Top 5 Joe Diffie Songs That Defined ’90s Country

by Emily Morgan

Alongside Charley Pride, John Prine, and Kenny Rogers, Joe Diffie is another country music star we lost in 2020. As a way to remember the artist, we’re looking back at a few of the singer’s hits that ultimately defined country music throughout the ’90s.

When you think about quintessential country music stars of the ’90s, names like Reba, Garth, and Alan come to mind. However, it would be neglectful not to consider Joe Diffie’s contributions to country music over the decades. 

The Oklahoma native paved the way for future country music generations. Songs such as “Home,” “John Deere Green,” and “Third Rock From the Sun” set the standard for the Morgan Wallen and Luke Combs of the country music world we have today. 

“Home” (1990)

Joe Diffie’s debut single checked all the boxes of a classic, textbook country song: resonating guitar, pleasant memories of better times, and Diffie’s standalone vocals.

“Home” is a nostalgic trip down memory lane wherein the narrator reminisced about swimming holes and fishing poles. The vivid imagery of his mother cooking dinner and his father sitting in his chair tugs at your heartstrings. It’s a heartbreaking tune that exemplifies Diffie’s signature storytelling.

“Pickup Man” (1994)

Undoubtedly, “Pickup Man” is one of the best truck songs in country music history. Its success can be attributed to the songwriters: Howard Perdew and Kerry Kurt Phillips.

Their high caliber wordplay and Joe Diffie’s smooth delivery make the song a classic hit. It became his signature song, spending four consecutive weeks at No. 1 on country music charts. 

“John Deere Green” (1993)

We would be remiss if we didn’t mention this classic country gem. In “John Deere Green,” Joe Diffie gave listeners a snapshot of small-town romance that made us yearn for simpler times.

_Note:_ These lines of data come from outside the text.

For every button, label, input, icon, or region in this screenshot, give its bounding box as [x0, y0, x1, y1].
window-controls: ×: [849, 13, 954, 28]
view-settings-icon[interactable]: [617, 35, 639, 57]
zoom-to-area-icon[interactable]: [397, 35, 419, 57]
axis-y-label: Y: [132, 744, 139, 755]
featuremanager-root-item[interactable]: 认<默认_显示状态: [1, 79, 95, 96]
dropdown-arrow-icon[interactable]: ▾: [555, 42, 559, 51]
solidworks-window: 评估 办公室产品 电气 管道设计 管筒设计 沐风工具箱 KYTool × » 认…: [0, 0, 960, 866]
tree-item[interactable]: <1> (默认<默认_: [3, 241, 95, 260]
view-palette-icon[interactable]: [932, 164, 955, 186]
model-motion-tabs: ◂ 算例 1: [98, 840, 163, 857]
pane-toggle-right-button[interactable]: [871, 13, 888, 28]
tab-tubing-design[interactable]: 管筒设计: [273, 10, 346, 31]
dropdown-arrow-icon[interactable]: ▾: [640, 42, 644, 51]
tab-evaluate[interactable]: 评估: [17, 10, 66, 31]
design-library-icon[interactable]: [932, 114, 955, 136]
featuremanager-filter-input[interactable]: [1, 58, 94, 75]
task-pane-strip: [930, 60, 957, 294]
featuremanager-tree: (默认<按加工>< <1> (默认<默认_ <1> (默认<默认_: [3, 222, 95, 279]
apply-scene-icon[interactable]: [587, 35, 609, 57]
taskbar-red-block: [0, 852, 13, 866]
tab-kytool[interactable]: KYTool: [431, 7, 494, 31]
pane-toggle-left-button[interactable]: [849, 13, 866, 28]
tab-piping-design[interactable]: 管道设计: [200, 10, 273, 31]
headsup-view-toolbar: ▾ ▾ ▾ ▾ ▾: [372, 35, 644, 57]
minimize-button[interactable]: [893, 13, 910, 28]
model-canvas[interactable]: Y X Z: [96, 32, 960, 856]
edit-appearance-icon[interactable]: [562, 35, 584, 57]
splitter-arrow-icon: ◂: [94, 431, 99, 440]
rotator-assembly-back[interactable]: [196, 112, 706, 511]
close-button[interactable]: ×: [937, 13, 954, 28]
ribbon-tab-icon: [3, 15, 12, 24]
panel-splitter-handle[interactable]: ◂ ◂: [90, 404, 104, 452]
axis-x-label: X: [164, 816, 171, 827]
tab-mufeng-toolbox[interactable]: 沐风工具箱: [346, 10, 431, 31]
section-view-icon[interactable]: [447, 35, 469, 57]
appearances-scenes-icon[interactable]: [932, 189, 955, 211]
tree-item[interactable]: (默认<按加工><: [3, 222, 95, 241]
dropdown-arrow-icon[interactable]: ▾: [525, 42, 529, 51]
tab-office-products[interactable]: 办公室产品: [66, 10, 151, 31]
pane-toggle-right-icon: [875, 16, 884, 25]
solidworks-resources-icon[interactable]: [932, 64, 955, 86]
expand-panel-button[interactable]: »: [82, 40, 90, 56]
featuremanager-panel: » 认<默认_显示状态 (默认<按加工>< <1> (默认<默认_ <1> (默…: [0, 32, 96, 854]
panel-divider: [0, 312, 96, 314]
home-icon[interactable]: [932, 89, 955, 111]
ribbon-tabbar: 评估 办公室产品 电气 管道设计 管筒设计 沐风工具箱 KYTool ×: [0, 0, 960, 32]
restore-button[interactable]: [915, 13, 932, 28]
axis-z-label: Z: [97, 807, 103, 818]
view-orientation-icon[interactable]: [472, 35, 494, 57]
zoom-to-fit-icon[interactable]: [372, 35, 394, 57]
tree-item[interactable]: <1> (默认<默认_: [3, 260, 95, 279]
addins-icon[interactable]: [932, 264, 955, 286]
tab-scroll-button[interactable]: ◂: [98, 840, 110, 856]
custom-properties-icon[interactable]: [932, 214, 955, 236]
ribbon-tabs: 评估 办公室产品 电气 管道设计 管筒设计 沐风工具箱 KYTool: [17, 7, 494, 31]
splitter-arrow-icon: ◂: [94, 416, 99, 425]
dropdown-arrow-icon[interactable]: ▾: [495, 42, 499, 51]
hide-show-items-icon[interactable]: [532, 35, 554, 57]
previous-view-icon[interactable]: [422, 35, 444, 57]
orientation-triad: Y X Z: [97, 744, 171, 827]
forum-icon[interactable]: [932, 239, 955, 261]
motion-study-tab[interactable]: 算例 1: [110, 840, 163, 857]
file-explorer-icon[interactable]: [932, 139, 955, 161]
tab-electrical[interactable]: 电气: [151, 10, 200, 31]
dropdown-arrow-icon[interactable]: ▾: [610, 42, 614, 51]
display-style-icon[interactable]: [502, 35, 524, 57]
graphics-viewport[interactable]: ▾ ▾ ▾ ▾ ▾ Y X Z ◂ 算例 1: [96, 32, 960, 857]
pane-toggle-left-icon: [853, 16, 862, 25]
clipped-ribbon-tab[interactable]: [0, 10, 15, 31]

A Top Five hit off his Honky Tonk Attitude, the imagery in the song plowed the way for Jason Aldean’s “Big Green Tractor” 16 years later. A toe-tapping beat, a rich guitar line, and Joe Diffie’s twang made the song as colorful as its title. 

“Honky Tonk Attitude” (1993)

Diffie co-wrote “Honky Tonk Attitude” as an ode to the line dancing movement that took over country music clubs in the ’90s. This song’s video perfectly portrays so many beloved traits of ’90s country: tight pants, line dance, Stetson hats, and Cowboy boots.

“Honky Tonk Attitude” hit the Top Five in 1993 and proved to listeners his voice was one for the ages. 

“Ships That Don’t Come In” (1992)

Arguably considered to be Joe Diffie’s most significant piece of work, “Ships That Don’t Come In” gives listeners a beautifully stripped-down version of Diffie’s voice. The emotion that pours out of the poetic lyrics about a man hitting rock bottom and finding solace with an old man at a bar he finds to be a “kindred fool.” Right before the two drown in their sorrows, the old man lifts his glass and gives a toast to all those who never had it as good as some do now.

His powerful lyrics speak of sympathy for the homeless and mentally ill. Joe Diffie also pays homage to the soldiers who died in wars and ended the story with a final toast to “those who wait forever for ships that don’t come in.” The song deserves to be in the same bracket as Garth Brooks’ “The Dance” and Vince Gill’s “Go Rest High on That Mountain” as one of the best of ’90s story songs.